To prevent inheriting Stage I noise or collapsing to trivial solutions, Stage II uses: \(\mathcal{L}_{stage2}=\mathcal{L}_{distill}+\mathcal{L}_{gen}+0.1\cdot\mathcal{L}_{sparse}\). \(\mathcal{L}_{distill}\) uses SmoothL1 to align \(\mathcal{M}^{pred}\approx\mathcal{M}^{prior}\) with a tolerance margin. \(\mathcal{L}_{gen}\) handles generation quality via \(w\)-weighting. \(\mathcal{L}_{sparse}\) combines L1 sparsity with \(D_{KL}(\mathcal{M}^{pred}\|\mathcal{M}^{prior})\) to prevent the mask from becoming uniform or drifting. This process bakes the subtitle removal logic into the LoRA-augmented attention (rank=64). During inference (Alg.1), the model directly outputs a clean video from a subtitled input without any external modules, eliminating cascading errors.

Loss & Training¶

Stage I: \(\mathcal{L}_{stage1}=\mathcal{L}_{ortho}+0.5\mathcal{L}_{adv}+\mathcal{L}_{region}+0.1\mathcal{L}_{recon}\), using AdamW (lr=\(2\times 10^{-5}\)) for 1 epoch (~70 min).
Stage II: Optimized via \(\mathcal{L}_{stage2}\) using AdamW (lr=\(1\times 10^{-4}\), gradient clipping=1.0) for 1 epoch (~1 day on 8×A800). LoRA rank=64 is applied to q, k, v, o and ffn.0/2; \(\gamma=0.8, \delta=10^{-6}\). Stage II data consists of 500 videos × 81 consecutive frames.

Key Experimental Results¶

Main Results (Chinese Subtitle Test Set, 400 Samples)¶

Method	PSNR↑	SSIM↑	LPIPS↓	VFID↓	TWE↓	Flow Var↓	s/frame↓
ProPainter	17.24	0.658	0.329	98.46	1.286	0.885	2.36
MiniMax-Remover	20.03	0.773	0.166	95.39	4.222	0.415	4.90
DiffuEraser	17.85	0.672	0.458	72.51	1.523	0.630	3.47
CLEAR (mask-free)	26.80	0.894	0.101	20.37	1.227	0.029	4.86

Ours achieves PSNR +6.77 dB, VFID -74.7%, and Flow Variance -93.0% compared to Prev. SOTA. Notably, all baselines require external masks, while CLEAR is input-only.

Ablation Study¶

Configuration	PSNR↑	VFID↓	TWE↓
Baseline (LoRA-only)	21.62	34.74	1.320
+ M1: Stage I prior + focal weighting	23.11	38.21	1.303
+ M2: Context Distillation	24.72	31.73	1.279
+ M3: Context-Aware Adaptation	25.09	31.56	1.257
+ M4: Context Consistency (CLEAR)	26.80	20.37	1.227

Inference setting	PSNR↑	VFID↓	s/frame
steps=5 (default)	26.80	20.37	4.86
steps=10	29.43	35.70	9.92
cfg=1.2	29.65	40.71	4.86
lora_scale=0.5	25.17	63.02	4.86
lora_scale=1.5	27.94	42.16	4.86

Key Findings¶

A cumulative 5.18 dB PSNR gain is attributed to the combination of the four modules.

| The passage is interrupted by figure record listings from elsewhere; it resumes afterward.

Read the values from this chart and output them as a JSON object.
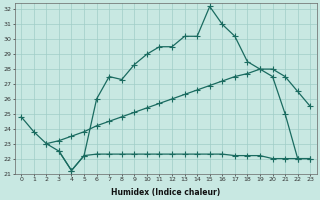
{
  "xlabel": "Humidex (Indice chaleur)",
  "bg_color": "#c8e8e2",
  "grid_color": "#a0cdc7",
  "line_color": "#1a6b60",
  "xlim": [
    -0.5,
    23.5
  ],
  "ylim": [
    21,
    32.4
  ],
  "yticks": [
    21,
    22,
    23,
    24,
    25,
    26,
    27,
    28,
    29,
    30,
    31,
    32
  ],
  "xticks": [
    0,
    1,
    2,
    3,
    4,
    5,
    6,
    7,
    8,
    9,
    10,
    11,
    12,
    13,
    14,
    15,
    16,
    17,
    18,
    19,
    20,
    21,
    22,
    23
  ],
  "line1_x": [
    0,
    1,
    2,
    3,
    4,
    5,
    6,
    7,
    8,
    9,
    10,
    11,
    12,
    13,
    14,
    15,
    16,
    17,
    18,
    19,
    20,
    21,
    22,
    23
  ],
  "line1_y": [
    24.8,
    23.8,
    23.0,
    22.5,
    21.2,
    22.2,
    26.0,
    27.5,
    27.3,
    28.3,
    29.0,
    29.5,
    29.5,
    30.2,
    30.2,
    32.2,
    31.0,
    30.2,
    28.5,
    28.0,
    27.5,
    25.0,
    22.0,
    22.0
  ],
  "line2_x": [
    2,
    3,
    4,
    5,
    6,
    7,
    8,
    9,
    10,
    11,
    12,
    13,
    14,
    15,
    16,
    17,
    18,
    19,
    20,
    21,
    22,
    23
  ],
  "line2_y": [
    23.0,
    23.2,
    23.5,
    23.8,
    24.2,
    24.5,
    24.8,
    25.1,
    25.4,
    25.7,
    26.0,
    26.3,
    26.6,
    26.9,
    27.2,
    27.5,
    27.7,
    28.0,
    28.0,
    27.5,
    26.5,
    25.5
  ],
  "line3_x": [
    3,
    4,
    5,
    6,
    7,
    8,
    9,
    10,
    11,
    12,
    13,
    14,
    15,
    16,
    17,
    18,
    19,
    20,
    21,
    22,
    23
  ],
  "line3_y": [
    22.5,
    21.2,
    22.2,
    22.3,
    22.3,
    22.3,
    22.3,
    22.3,
    22.3,
    22.3,
    22.3,
    22.3,
    22.3,
    22.3,
    22.2,
    22.2,
    22.2,
    22.0,
    22.0,
    22.0,
    22.0
  ]
}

Consistency regularization (M4) alone provides the largest VFID reduction (-35.5%), proving that preventing \(\mathcal{M}^{pred}\) degradation is vital for perceptual quality.
While steps=10 improves PSNR, VFID worsens (35.70 vs 20.37), suggesting more denoising steps introduce artifacts; 5 steps is the optimal default.
Zero-shot performance: Although trained only on Chinese subtitles, the model successfully removes subtitles in English, Korean, French, Japanese, Russian, and German, validating the learning of abstract occlusion patterns.

Highlights & Insights¶

Pixel Difference + Orthogonal Decoupling: Replacing expensive mask annotations with pixel differences and using orthogonal/adversarial constraints to isolate subtitle information is an efficient data strategy.
Gradient Flow through \(\mathcal{M}^{pred}\): Unlike methods that detach masks, CLEAR allows gradients from the diffusion loss to flow back to the head. This creates a feedback loop where high-error regions naturally increase \(\mathcal{M}^{pred}\) weights.
Engineering Value of Mask-Free Inference: Eliminating dependencies on text detection/segmentation removes fragile sub-pipelines (OCR failures, tracking drift). Combined with 0.77% parameter efficiency, this is highly suitable for production deployment.

Limitations & Future Work¶

Quantitative generalization to other languages has not been fully quantified, only visualized.
Inference speed of 4.86 s/frame (1280×720) is still far from real-time. Real-time optimization remains a future direction.
Portability to other backbones like HunyuanVideo or Sora-based models is yet to be verified.
The robustness of self-supervised priors against stylized, animated, or extremely translucent subtitles requires further stress testing.

Comparison with DiffuEraser / MiniMax-Remover: CLEAR removes the need for external masks and full parameter tuning, achieving significantly higher PSNR (+6.77 dB) with only 0.77% parameters.
Comparison with ProPainter: ProPainter's flow-based approach (PSNR 17.24) is significantly outperformed, indicating that modern video diffusion priors are essential for high-frequency local occlusions like subtitles.
Transferability: The dual encoder + orthogonal decoupling pipeline could be extended to other localized occlusion removal tasks such as watermark or logo removal.

Rating¶

Novelty: ⭐⭐⭐⭐
Experimental Thoroughness: ⭐⭐⭐⭐
Writing Quality: ⭐⭐⭐⭐
Value: ⭐⭐⭐⭐